“Lean In, Back Off, But Don’t Do Nothing”

Does our educational system allow us to push our students in a way that allows them to discover the power of their individual skills and abilities? Watch this short inspirational video and think about whether our outdated traditional classroom fosters an environment where students can soar.
This would be very encouraging if schools could simply operate as the “pusher” out of love, allowing students to discover the power and ability of their God given gifts. Unfortunately our industrial framed school system has a preconceived agenda with a narrowed definition of achievement and success.
I think one concept shared by Seth Godin in his book Tribes:We Need You to Lead Us, can really be applied to teaching in an alternative manner and also applicable to a journey of living by faith. Godin suggests that great modern leaders “Lean in, back off, but don’t do nothing.”
As for teachers:
·      To “lean in” means to care deeply for each individual student. Create an

atmosphere where each child is personally heard, encouraged and supported according to their specific needs. Simply take interest in every pupil.

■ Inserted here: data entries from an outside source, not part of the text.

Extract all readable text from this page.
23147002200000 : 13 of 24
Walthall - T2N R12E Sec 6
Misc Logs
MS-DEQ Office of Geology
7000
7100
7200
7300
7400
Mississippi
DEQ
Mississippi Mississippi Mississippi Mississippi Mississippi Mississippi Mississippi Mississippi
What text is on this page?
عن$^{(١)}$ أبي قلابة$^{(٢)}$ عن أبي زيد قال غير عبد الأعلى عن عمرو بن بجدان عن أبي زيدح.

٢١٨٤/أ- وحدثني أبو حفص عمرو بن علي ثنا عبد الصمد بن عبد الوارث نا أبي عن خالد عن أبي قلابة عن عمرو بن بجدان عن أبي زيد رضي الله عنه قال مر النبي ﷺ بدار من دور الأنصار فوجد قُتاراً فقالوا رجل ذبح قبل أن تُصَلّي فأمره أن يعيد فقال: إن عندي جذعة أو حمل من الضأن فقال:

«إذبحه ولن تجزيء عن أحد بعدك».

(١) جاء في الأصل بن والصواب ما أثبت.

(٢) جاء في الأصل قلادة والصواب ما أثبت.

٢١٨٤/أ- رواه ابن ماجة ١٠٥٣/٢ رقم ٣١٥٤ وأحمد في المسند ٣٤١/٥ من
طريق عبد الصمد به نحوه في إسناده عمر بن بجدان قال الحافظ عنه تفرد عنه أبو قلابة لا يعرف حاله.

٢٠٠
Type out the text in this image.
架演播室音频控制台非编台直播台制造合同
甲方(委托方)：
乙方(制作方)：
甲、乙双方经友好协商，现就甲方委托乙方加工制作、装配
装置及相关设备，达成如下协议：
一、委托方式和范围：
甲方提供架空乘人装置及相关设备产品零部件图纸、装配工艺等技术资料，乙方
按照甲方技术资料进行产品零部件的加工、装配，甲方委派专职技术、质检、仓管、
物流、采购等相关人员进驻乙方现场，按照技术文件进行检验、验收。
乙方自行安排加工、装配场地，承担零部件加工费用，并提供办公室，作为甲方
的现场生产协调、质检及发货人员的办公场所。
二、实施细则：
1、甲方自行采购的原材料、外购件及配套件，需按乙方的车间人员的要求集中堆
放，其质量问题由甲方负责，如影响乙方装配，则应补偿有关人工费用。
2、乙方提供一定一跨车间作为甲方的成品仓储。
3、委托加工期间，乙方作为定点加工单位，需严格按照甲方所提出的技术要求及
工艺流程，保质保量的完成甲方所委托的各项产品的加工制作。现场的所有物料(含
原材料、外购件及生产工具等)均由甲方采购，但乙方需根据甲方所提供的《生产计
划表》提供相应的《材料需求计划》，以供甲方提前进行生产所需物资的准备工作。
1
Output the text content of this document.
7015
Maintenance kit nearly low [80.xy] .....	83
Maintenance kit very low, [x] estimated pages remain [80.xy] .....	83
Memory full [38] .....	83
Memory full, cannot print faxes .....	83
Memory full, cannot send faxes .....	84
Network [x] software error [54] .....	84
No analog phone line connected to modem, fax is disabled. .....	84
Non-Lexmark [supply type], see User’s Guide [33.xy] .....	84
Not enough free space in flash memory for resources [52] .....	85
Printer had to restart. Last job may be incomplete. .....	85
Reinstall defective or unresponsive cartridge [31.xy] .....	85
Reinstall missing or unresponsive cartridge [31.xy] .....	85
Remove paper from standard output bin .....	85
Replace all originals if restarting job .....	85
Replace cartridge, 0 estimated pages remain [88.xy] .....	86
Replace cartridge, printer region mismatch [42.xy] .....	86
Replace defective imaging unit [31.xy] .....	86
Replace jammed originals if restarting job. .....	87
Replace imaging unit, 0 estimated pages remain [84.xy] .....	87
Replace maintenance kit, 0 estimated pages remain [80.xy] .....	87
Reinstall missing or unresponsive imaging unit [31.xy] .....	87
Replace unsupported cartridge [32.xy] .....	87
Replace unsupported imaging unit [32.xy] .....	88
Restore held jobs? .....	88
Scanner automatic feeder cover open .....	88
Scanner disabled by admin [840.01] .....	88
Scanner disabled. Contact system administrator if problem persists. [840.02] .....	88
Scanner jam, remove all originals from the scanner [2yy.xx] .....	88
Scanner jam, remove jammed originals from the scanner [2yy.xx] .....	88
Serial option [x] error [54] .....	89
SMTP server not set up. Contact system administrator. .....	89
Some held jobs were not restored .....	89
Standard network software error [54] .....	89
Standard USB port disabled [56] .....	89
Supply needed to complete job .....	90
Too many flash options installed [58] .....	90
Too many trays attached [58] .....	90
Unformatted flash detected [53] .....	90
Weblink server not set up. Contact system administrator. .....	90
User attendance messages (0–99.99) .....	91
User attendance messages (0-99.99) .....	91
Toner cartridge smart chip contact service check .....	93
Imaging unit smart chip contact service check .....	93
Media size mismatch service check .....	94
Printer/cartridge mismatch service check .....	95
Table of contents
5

·      To “back off” is a lot like what the parent eagle in the video does after the push. Continue to challenge while letting them explore. This allows the student to make their decisions and maintain authority of their learning development and growth. Let go of your own agenda. Get out of the way!
·      I interpret the “But don’t do nothing” as the teacher is constantly opening avenues for student learning and exploration. Also the educator is constantly offering guidance and encouragement throughout the process.
I think this approach can have application in living by faith and parenting as well. Actually there are probably numerous areas of application for this, but in my experience of teaching, trying to live according to God’s will for my life, and definitely parenting, the “back off” step is BY FAR the most difficult!
Too often I want to do it for my students or especially my 3 year old son, which would ultimately inhibit their ability to soar.
Ryan Hershey see my blog at
www.faithandeducationcollide.blogspot.com

If Only…

A clip from Sir Ken Robinson: Bring on the Learning Revolution!

To piggyback on his agricultural metaphor for education…Can you picture what a diverse, wondrous garden this type of framework would produce? What a dynamic, beautiful, and intriguing future to experience. If only each individual could flourish through the discovery and embrace of their own unique and distinctive God-given gifts. Unfortunately, those that find success in their talents, usually identify their passions and gifts somewhere other than school because the boxed curriculum, prevalent in today’s classroom, buries most characteristics that offer individuality.
Like I stated in my previous post, if our education system only fosters one type of intelligence, we are severely limiting the possible future for our kids and their capabilities. It is already evident that our world is transitioning into a time of innovation and creativity, while the industrial days are long gone. If only our schools reflected this.

Ken Robinson (guy in the video) has a great mind for rethinking the way we educate. In his book, The Element, Robinson suggests three principles for an education that allows students to flourish while experiencing their gifts: eliminate hierarchy of subjects (value every type of intelligence equally), create transdisciplinary curriculum (don’t separate subjects), and individualize education. This is a hard concept to visualize since the schooling I’ve experienced didn’t involve any of these characteristics. I’m working on what this realistically looks like because our kids deserve it, plus the possibilities are exciting!
Ryan Hershey see my blog at
www.faithandeducationcollide.blogspot.com

The ideal school?

The most efficient path to achieve discovery is through inquiry. Here I go…
Is there a school or learning community that is set up to meet the demands of Jesus’ calling? In Matthew 5:13-16, we are called to be salt and light. Can we provide a school that allows our children to explore their relationship with God in the continuous discovery of whom He has made them to be and also experience authentic opportunities to be a light bearer? Can we bring kids up in the way God has planned and at the same time allow God to orchestrate his purpose in each individual.
Currently, we have the public school system in great need of salt and light. In separate confines we have some private Christian schools where the “salt” is being taught to bring out the best in the world around them and the spark and kindle are provided to fuel the “light”. BUT, are these lights displaying their greatest capacity in the darkness?
I envision a learning community who encourages each individual in their own journey, while students embrace their God-given uniqueness through authentic interactions with the world around them.
Here we will have the Curiosity to Inquire, Determination to Discover, and an Eagerness to Apply!

It’s been said, “What gets measured, gets done.” Our public schools are putting limits on what we can do through their standardized assessments. Our form of measurement must allow for the whole child to shine, not just in how they can communicate one limited type of intelligence with pencil and paper. Might our students’ development and growth be limitless!